人間、生きていると自分の名前以外に色んな肩書がついたりつかなかったりします。それは職業であったり、地位であったり、名誉であったり……。

しかし、いくら肩書をくっつけたところで、それはあくまでもその人の一側面に過ぎず、その本質を表すことも、価値を高めることもありません。

今回は、そんなことを考えさせられるエピソードなど、一つ紹介したいと思います。

京都府知事・北垣国道、東福寺へ

北垣国道(天保七1836年~大正五1916年)、Wikipediaより。

今は昔の明治時代、京都府知事の北垣晋太郎国道(きたがき しんたろう くにみち)は、かねて交流のあった東福寺の管長・敬冲(けいちゅう)和尚を訪ねました。

この北垣は天保七1836年、但馬国養父郡能座村(現:兵庫県養父市)に生まれ、28歳となった文久三1863年に倒幕運動のさきがけとなる「生野の変」に参加するもあえなく敗走。

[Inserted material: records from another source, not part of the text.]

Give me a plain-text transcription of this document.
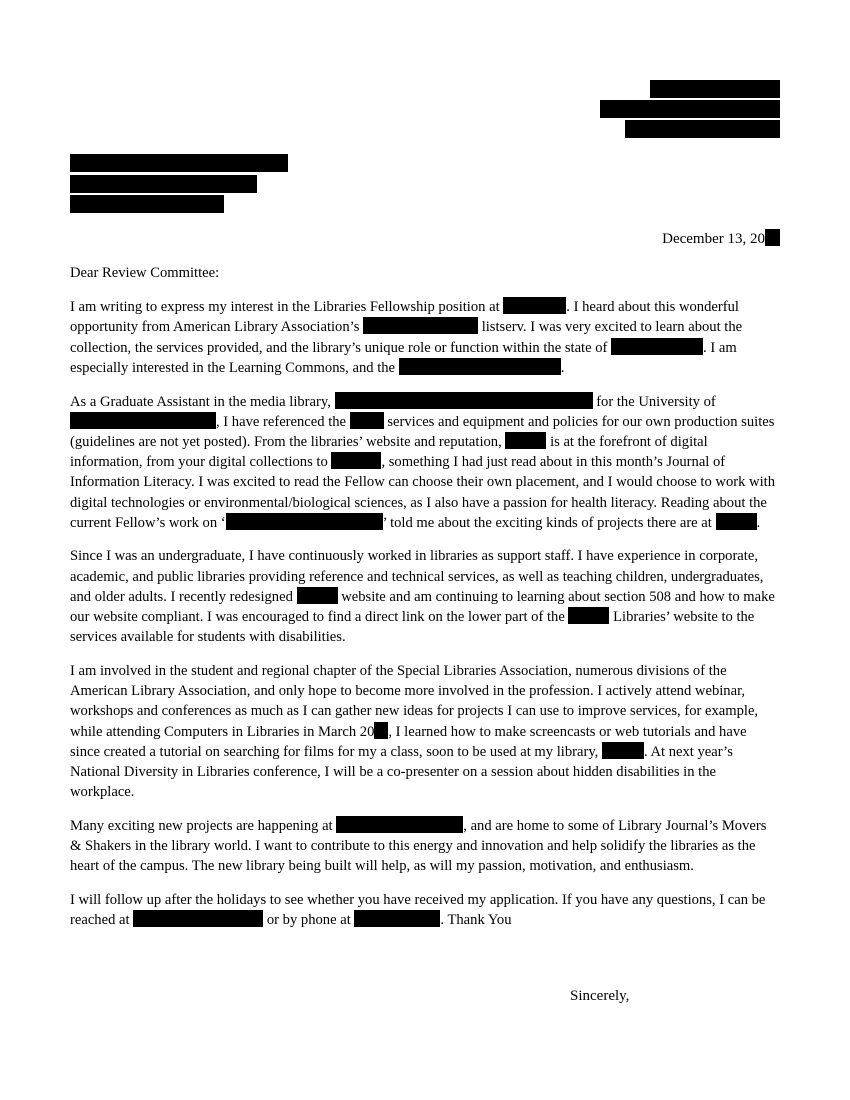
December 13, 20

Dear Review Committee:

I am writing to express my interest in the Libraries Fellowship position at	. I heard about this wonderful opportunity from American Library Association’s	listserv. I was very excited to learn about the collection, the services provided, and the library’s unique role or function within the state of	. I am especially interested in the Learning Commons, and the	.

As a Graduate Assistant in the media library,	for the University of , I have referenced the	services and equipment and policies for our own production suites (guidelines are not yet posted). From the libraries’ website and reputation,	is at the forefront of digital information, from your digital collections to	, something I had just read about in this month’s Journal of Information Literacy. I was excited to read the Fellow can choose their own placement, and I would choose to work with digital technologies or environmental/biological sciences, as I also have a passion for health literacy. Reading about the current Fellow’s work on ‘	’ told me about the exciting kinds of projects there are at	.

Since I was an undergraduate, I have continuously worked in libraries as support staff. I have experience in corporate, academic, and public libraries providing reference and technical services, as well as teaching children, undergraduates, and older adults. I recently redesigned	website and am continuing to learning about section 508 and how to make our website compliant. I was encouraged to find a direct link on the lower part of the	Libraries’ website to the services available for students with disabilities.

I am involved in the student and regional chapter of the Special Libraries Association, numerous divisions of the American Library Association, and only hope to become more involved in the profession. I actively attend webinar, workshops and conferences as much as I can gather new ideas for projects I can use to improve services, for example, while attending Computers in Libraries in March 20 , I learned how to make screencasts or web tutorials and have since created a tutorial on searching for films for my a class, soon to be used at my library,	. At next year’s National Diversity in Libraries conference, I will be a co-presenter on a session about hidden disabilities in the workplace.

Many exciting new projects are happening at	, and are home to some of Library Journal’s Movers & Shakers in the library world. I want to contribute to this energy and innovation and help solidify the libraries as the heart of the campus. The new library being built will help, as will my passion, motivation, and enthusiasm.

I will follow up after the holidays to see whether you have received my application. If you have any questions, I can be reached at	or by phone at	. Thank You

Sincerely,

しかし、そこで挫折することなく京都、江戸、長州と逃亡生活の末に捲土重来(カムバック)を果たした北垣は、慶応四1868年の戊辰戦争や北越戦争で武功を立て、新政府では要職を歴任します。

明治十四1881年には京都府知事に就任、同十六1883年には宮内大書記官を兼任。

かつてお尋ね者として潜伏していた頃とは打って変わり、堂々たる府政の代表者として京都の地に赴任したことは、北垣にとって恍惚の思いだったことでしょう。

さて、そんな北垣が激務の中で時間をつくり、また、敬冲和尚にも都合をつけて貰って、ようやくアポイントがとれたのでした。

随分とご無沙汰していたが、やっと和尚に会える。

二人はかねてから交流があったと伝えられますが、もしかしたら、かつて生野の変に敗れ、逃げ込んできた北垣に、敬冲が「慈悲を垂れた」事があったのかも知れません。

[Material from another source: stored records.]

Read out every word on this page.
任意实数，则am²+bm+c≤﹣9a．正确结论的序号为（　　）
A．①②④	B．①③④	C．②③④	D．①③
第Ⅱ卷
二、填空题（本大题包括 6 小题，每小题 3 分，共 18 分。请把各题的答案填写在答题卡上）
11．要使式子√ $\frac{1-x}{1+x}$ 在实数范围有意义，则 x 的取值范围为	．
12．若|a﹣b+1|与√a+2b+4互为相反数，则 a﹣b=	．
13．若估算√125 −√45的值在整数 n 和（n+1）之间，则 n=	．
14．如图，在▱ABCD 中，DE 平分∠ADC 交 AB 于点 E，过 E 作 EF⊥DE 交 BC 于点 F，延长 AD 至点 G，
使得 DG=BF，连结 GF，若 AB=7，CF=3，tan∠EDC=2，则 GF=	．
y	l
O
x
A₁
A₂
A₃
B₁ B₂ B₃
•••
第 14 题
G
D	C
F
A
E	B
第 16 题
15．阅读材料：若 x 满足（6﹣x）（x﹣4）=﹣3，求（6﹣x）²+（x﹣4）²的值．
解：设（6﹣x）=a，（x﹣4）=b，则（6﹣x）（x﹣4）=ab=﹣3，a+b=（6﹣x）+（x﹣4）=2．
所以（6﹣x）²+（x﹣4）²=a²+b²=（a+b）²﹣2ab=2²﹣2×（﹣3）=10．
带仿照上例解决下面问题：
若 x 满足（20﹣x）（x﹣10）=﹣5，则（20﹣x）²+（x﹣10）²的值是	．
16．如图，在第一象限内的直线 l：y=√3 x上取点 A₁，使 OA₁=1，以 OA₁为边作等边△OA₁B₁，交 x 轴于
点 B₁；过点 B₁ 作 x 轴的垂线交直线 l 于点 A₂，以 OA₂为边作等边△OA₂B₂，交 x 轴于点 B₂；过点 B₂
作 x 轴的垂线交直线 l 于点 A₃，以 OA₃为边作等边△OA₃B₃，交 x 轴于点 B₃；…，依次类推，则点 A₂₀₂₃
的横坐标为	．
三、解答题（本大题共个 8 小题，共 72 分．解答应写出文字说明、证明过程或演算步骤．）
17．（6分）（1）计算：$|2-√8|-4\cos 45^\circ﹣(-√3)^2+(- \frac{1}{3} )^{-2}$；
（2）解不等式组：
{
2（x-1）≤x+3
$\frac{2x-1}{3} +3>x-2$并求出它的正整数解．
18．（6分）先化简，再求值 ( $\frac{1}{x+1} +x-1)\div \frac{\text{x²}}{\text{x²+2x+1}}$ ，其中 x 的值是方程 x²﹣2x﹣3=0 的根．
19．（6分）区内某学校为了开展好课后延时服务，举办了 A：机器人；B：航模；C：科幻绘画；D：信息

ともあれ北垣は従者を連れて、京都五山の第四位・東福寺の山門までやって来ました。

来たのは「大書記官」か「晋太郎」か

さて、北垣は従者に、寺へ自分が来たことを伝えさせました。託(ことづか)った従者は、さっそく門前の小僧に伝えます。

「これ小僧、敬冲和尚に『大書記官がいらした』と伝えよ」

「わかりました」

従者に託った小僧は、本堂に上がって敬冲和尚に伝えます。

東福寺・本堂。

「和尚様、門前に『大書記官』様が和尚様を訪ねてお見えです」

それを聞いた敬冲和尚は答えます。

「はて……大書記官?わしにそんなご大層な知り合いはおらんのぅ……うーむ、その御仁には申し訳ないが、あいにく今日は大切な友人と先約があるので、とお断りしなさい」

「わかりました」

小僧は山門へ戻ってその旨を従者に伝え、従者はそれを報告すると、北垣は驚きました。

「そんなバカな。和尚はそのような無体の振舞いをなさる方ではないし、さりとてこちらに不調法があった覚えもないし……いや、待てよ?」

ふと思いついた北垣は馬から下りて、今度は自ら小僧に頼みました。

「のぅ小僧さんや。すまんが敬冲和尚に『晋太郎が来た』とお伝え下され」

「わかりました」

すると今度は敬冲和尚、「待ってました」とばかりの大喜びで、飛び出さんばかりのお出迎え。

喜び出迎える敬冲和尚(イメージ)。

「おぉ北垣殿、お待ちしておりましたぞ。聞けば先刻、宮内『大書記官』をご兼任とのこと、誠におめでとうございますさぁさぁ奥へどうぞ。心ばかりの茶なども進ぜましょうから、積もる話など、たんとお聞かせ下され……」

これを聞いた北垣は内心「(わしが大書記官であると百も承知で)まったく……人を喰った坊主だ」と苦笑しながら、それでも掛け値なしの真心に痛み入り、そのもてなしを心ゆくまで味わったそうです。

めでたし、めでたし。

まとめ

このエピソードは、敬冲が北垣(及びその従者)の「肩書ありき」な交際を暗に否定し、あくまでも互いの「本質」と向き合いたい意思を伝えるものです。

私は、あなたが「京都府知事」だとか「大書記官」だから親しくしているのではなく、あなたが昔から変わらない「晋太郎」さんであることこそ、何より大切に思っている。

いかなる地位や肩書も、そんなものはあくまで天下公益に供すべき「道具」「手段」に過ぎず、いつか立ち去る仮住まいも同じ。

現役時代は出世して、地位や肩書を並べて大威張りだったのに、定年退職した途端、途方に暮れてしまう方をよく見かけますが、いつまでも変わらぬ人間の「本質」を、改めて見据えて頂くきっかけとなりましたら幸いです。